This invention relates to a deployment system for aerosurfaces such as wings or fins.
Aerospace vehicles, such as missiles and rockets, are conventionally provided with wings or fins for lift, flight stabilization, and control. Such laterally or vertically extending aerosurfaces can pose problems of space requirements and drag when they are stowed and carried by aircraft. In order to avoid these disadvantages, many current aerospace vehicle designs employ aerosurfaces which are folded along the vehicle's side or body for storage, handling, and transport, and then deployed outwards to an open, swept position upon launching for flight. For example, U.S. Pat. No. 4,664,339 which issued to Crossfield on May 12, 1987, (hereinafter '339), discloses a side-mounted missile wing which, when deployed, rotates upwardly from the horizontal stowed position into a vertical position. U.S. Pat. No. 3,063,375 which issued to Hawley et al on Nov. 13, 1962, (hereinafter '375), discloses a side-mounted fin folding arrangement which is erected by a rotary movement. For both the '339 and '375 patents, as the aerosurfaces unfold they initially experience airflow normal to the aerosurface which would cause divergence under moderate or high speed airflow and significant structural problems at the root; such an approach could allow air loads to tear the aerosurface off the missile if deployed during flight due to the high bending moments at the root.
U.S. Pat. No. 4,336,914 which issued to Thomson on Jun. 29, 1982, (hereinafter '914), discloses a side-mounted deployable wing assembly having an inner wing segment and an outer wing segment; the inner wing segment is hinged longitudinally to the body of the aircraft while the outer wing segment is hinged by a pin perpendicular to the surface of the wing segments at the junction. This arrangement requires separate mechanisms and complicated cabling to deploy the entire wing assembly--one to pivot and unfold the inner wing segment, and another to deploy the outer wing segment. Such cumbersome arrangement of multiple deployment mechanisms and cables multiple areas of stress concentration; this, in turn, increases the likelihood of inefficiency, low performance, and failure.

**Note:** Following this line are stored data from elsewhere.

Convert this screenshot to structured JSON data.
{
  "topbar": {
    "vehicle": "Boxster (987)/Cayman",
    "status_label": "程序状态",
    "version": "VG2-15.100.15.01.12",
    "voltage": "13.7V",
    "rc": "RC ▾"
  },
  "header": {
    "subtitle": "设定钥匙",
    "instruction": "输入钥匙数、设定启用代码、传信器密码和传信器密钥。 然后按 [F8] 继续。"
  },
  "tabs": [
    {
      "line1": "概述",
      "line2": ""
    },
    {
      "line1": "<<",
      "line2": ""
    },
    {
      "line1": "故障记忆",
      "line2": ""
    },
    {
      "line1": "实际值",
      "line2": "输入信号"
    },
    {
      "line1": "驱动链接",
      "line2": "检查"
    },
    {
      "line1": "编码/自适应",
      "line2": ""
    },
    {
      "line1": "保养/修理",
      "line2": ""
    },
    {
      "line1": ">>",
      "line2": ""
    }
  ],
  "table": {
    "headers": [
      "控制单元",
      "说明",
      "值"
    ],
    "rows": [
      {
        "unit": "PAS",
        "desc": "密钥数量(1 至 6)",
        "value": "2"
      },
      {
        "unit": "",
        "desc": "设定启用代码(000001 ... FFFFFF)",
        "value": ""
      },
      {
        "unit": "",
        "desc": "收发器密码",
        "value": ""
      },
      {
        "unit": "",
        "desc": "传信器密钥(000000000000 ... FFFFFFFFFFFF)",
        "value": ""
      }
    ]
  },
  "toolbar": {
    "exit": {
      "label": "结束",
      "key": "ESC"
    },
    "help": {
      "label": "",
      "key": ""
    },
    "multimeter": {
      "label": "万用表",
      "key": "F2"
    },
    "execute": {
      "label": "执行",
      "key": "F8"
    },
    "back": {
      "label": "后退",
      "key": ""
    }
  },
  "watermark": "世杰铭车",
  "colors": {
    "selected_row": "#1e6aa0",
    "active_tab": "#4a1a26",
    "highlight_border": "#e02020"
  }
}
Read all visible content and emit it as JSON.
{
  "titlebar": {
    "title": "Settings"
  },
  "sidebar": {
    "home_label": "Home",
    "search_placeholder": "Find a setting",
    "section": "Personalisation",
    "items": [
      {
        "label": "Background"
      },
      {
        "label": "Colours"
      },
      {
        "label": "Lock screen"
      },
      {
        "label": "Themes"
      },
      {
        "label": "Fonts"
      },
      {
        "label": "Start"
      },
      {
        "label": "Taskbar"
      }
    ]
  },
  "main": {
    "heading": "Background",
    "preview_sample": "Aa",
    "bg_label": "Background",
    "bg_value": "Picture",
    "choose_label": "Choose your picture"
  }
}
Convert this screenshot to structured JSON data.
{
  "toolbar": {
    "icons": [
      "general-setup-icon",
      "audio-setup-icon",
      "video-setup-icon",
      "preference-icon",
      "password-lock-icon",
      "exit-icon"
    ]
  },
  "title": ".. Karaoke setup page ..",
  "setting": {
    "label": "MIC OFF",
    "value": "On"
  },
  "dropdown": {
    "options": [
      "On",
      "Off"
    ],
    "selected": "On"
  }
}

In addition to requiring complex, costly machining, the outer and inner wing segments in the '914 invention result in a relatively low wing root stiffness due to the joint design; low wing root stiffness is a distinct disadvantage in modern aerospace vehicles which experience high aerodynamic loads and dynamic pressures. Therefore, this type of invention would be severely limited to the flight speeds for which it could be utilized.
Thus, there is a need in the art for aerosurface deployment mechanisms with a minimum number of parts which do not initially open flatwise to the airflow, which have relatively high wing root stiffness, which are deployed with a single mechanism, and which are capable of being used at high in-flight speeds.